An Innocence Project
In these very pages last week, my colleague Jordan Boyd made a compelling case against lying to your children about Santa Claus, writing:
One of the most obvious rationales for abandoning fanfare about Santa is that it requires blatant lying. At a time when every institution in the U.S. seeks to distance children from their parents, I want my kids to know they can and should trust me and my husband with their lives, hopes, dreams, grief, and hardships. I also want them to know they can trust God with those.
Her idea is that kids experience an endless supply of people and institutions that lie to them and that the best thing their parents can do is not to deceive their children about one more thing.
But the logical counterpoint — a closely related problem that’s perhaps even bigger — is that there’s a neverending parade of adults robbing kids of childhood purity, wonder, and imagination. In a predatory world that insists on telling kindergarteners about sex, scares kids with a virus that is virtually no harm to them and causes their brains to age prematurely by keeping them isolated at home, peddles puberty confusion and irreversible transgender interventions to minors, encourages those same minors to get abortions, and markets nicotine, smartphones, and porn to them like candy, cultivating youthful innocence and fancy seems a suitable antidote.
In fact, rediscovering make-believe could go a long way toward developing the type of thoughtful adults we so desperately need. Perhaps nobody has expressed it as poetically as the great G.K. Chesterton:
As a child I was faced with a phenomenon requiring explanation. I hung up at the end of my bed an empty stocking, which in the morning became a full stocking. I had done nothing to produce the things that filled it. I had not worked for them, or made them or helped to make them.

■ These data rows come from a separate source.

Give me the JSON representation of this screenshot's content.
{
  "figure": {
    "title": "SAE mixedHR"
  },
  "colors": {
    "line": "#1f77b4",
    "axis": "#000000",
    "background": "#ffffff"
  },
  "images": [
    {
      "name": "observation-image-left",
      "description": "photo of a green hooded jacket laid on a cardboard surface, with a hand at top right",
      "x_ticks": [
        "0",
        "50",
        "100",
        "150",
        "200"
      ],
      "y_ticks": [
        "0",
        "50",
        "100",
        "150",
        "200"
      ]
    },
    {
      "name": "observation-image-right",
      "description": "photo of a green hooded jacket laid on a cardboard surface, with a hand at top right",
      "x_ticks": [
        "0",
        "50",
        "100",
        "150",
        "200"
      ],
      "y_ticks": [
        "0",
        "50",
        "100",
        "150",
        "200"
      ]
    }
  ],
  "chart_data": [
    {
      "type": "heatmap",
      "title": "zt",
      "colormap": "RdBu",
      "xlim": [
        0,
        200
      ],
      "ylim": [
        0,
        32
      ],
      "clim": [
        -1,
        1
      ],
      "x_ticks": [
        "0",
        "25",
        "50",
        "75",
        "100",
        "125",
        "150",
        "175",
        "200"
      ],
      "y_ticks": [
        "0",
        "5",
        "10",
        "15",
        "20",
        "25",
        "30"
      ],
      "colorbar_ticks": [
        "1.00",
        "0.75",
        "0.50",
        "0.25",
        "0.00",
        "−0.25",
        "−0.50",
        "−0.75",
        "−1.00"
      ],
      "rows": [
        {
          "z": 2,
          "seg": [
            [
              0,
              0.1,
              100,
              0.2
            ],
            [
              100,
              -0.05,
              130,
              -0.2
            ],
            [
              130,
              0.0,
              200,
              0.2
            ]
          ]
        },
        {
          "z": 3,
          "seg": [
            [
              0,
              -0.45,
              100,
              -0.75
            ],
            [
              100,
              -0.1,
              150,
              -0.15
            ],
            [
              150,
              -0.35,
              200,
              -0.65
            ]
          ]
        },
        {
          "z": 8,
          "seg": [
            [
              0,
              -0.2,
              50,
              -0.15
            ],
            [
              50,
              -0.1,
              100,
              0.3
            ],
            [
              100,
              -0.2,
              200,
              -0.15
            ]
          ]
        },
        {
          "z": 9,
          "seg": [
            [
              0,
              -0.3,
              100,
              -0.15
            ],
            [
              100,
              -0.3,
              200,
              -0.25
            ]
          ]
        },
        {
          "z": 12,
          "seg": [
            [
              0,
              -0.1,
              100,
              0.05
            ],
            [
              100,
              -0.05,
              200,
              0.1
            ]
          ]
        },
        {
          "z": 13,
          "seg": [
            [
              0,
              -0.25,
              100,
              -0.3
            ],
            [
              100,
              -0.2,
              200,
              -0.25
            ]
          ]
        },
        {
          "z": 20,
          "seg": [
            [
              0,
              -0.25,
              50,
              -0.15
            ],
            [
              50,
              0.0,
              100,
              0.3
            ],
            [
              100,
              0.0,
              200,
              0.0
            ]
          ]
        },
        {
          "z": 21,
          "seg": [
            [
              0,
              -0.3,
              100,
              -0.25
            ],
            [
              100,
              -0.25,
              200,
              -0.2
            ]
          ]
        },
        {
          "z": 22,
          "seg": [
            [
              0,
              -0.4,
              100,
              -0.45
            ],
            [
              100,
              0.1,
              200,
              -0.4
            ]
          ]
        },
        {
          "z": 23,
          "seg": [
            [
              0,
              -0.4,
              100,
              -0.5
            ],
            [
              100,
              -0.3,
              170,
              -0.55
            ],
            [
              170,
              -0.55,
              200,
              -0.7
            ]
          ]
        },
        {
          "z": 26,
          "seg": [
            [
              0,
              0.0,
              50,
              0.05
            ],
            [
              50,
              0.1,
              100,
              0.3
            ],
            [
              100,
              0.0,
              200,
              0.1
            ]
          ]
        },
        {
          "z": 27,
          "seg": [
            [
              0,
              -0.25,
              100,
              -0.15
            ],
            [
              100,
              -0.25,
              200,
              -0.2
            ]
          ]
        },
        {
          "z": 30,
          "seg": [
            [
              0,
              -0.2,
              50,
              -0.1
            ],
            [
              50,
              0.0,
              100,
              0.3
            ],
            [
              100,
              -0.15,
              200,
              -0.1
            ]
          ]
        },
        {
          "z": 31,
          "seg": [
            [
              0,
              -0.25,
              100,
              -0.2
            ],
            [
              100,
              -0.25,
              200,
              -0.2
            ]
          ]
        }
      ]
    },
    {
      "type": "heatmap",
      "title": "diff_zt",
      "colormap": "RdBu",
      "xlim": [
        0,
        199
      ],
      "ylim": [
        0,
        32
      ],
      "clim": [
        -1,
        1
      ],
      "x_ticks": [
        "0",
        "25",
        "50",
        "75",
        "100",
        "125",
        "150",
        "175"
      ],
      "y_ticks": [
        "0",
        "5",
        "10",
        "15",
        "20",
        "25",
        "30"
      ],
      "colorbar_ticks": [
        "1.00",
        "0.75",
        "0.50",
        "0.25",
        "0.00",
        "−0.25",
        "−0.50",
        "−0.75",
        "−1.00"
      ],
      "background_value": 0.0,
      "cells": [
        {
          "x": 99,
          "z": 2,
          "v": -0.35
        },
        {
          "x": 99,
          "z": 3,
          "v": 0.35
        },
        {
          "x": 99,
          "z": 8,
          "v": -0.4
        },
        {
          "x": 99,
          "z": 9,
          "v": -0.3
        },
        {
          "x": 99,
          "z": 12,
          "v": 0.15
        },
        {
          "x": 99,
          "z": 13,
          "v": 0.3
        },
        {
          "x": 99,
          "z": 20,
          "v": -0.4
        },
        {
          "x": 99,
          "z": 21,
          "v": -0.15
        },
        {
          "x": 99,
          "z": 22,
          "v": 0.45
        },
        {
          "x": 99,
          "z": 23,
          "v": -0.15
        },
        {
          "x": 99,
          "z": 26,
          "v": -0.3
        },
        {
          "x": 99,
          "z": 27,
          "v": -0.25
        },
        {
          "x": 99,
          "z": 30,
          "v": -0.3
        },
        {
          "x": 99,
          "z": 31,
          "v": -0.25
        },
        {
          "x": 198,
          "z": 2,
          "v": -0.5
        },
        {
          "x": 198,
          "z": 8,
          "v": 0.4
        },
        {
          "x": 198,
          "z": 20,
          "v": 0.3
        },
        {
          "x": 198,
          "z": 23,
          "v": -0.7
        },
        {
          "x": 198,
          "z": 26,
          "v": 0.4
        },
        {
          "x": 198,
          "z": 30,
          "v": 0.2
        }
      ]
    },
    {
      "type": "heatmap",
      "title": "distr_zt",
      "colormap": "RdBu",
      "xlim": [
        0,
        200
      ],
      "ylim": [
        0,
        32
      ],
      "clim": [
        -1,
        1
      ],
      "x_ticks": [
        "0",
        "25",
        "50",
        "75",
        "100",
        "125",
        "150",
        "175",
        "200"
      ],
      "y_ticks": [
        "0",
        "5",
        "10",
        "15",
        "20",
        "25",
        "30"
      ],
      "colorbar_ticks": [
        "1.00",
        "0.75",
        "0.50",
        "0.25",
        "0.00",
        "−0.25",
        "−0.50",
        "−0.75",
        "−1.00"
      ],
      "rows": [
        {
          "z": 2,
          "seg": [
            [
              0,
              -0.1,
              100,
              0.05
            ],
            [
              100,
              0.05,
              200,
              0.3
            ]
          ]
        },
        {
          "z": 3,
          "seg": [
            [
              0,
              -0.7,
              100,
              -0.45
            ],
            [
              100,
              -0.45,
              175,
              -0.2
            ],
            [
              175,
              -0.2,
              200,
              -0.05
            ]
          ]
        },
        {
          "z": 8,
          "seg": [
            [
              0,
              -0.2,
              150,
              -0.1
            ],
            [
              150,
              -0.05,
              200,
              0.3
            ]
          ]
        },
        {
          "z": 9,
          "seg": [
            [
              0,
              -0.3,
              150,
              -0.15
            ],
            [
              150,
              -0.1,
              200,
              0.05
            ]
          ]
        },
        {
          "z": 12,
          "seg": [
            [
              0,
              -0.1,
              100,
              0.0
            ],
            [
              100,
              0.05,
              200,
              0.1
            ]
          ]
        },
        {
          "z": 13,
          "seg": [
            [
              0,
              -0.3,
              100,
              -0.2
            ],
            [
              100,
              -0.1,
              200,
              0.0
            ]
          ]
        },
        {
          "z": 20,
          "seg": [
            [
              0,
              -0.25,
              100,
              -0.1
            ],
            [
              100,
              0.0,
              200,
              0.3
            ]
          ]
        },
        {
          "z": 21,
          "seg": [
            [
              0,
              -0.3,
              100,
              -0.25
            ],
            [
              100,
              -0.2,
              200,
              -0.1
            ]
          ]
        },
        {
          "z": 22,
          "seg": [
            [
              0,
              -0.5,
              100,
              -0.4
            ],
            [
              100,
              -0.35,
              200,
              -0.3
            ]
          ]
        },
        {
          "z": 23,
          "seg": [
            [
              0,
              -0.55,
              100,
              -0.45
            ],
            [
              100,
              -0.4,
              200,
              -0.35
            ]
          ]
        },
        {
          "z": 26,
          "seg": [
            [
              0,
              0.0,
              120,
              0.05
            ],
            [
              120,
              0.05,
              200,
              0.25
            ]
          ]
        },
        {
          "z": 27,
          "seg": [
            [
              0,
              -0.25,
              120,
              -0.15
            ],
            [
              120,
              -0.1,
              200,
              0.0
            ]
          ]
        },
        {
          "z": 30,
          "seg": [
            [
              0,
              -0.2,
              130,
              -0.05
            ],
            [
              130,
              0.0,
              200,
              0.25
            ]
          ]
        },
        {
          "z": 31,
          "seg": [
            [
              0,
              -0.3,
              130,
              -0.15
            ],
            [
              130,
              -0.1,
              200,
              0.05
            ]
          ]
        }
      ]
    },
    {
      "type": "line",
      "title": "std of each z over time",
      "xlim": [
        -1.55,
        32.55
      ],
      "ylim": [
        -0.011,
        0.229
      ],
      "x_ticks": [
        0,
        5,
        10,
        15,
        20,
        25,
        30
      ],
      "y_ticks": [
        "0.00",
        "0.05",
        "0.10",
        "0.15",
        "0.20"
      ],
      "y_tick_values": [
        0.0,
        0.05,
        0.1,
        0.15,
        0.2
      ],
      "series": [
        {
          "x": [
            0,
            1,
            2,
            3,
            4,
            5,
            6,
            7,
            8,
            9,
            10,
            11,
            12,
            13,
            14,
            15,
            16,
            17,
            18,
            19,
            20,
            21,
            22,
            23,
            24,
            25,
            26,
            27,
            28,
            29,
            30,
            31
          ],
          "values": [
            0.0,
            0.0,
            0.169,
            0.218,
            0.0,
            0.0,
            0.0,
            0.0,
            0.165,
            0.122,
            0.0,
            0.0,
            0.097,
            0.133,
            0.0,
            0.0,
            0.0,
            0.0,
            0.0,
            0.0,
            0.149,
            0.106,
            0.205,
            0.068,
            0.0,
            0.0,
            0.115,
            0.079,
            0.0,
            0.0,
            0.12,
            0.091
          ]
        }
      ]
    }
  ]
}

I had not even been good — far from it.
And the explanation was that a certain being whom people called Santa Claus was benevolently disposed toward me… What we believed was that a certain benevolent agency did give us those toys for nothing. And, as I say, I believe it still. I have merely extended the idea…
Once I only thanked Santa Claus for a few dollars and crackers. Now, I thank him for stars and street faces, and wine and the great sea. Once I thought it delightful and astonishing to find a present so big that it only went halfway into the stocking. Now I am delighted and astonished every morning to find a present so big that it takes two stockings to hold it, and then leaves a great deal outside; it is the large and preposterous present of myself, as to the origin of which I can offer no suggestion except that Santa Claus gave it to me in a fit of peculiarly fantastic goodwill.
People of good faith can dream up a multitude of reasons to dispose of Father Christmas, but I for one am glad my parents lied to me about Santa. One of the most precious and enduring gifts they ever gave me besides the truth of the Savior was the wonder and whimsy of growing up.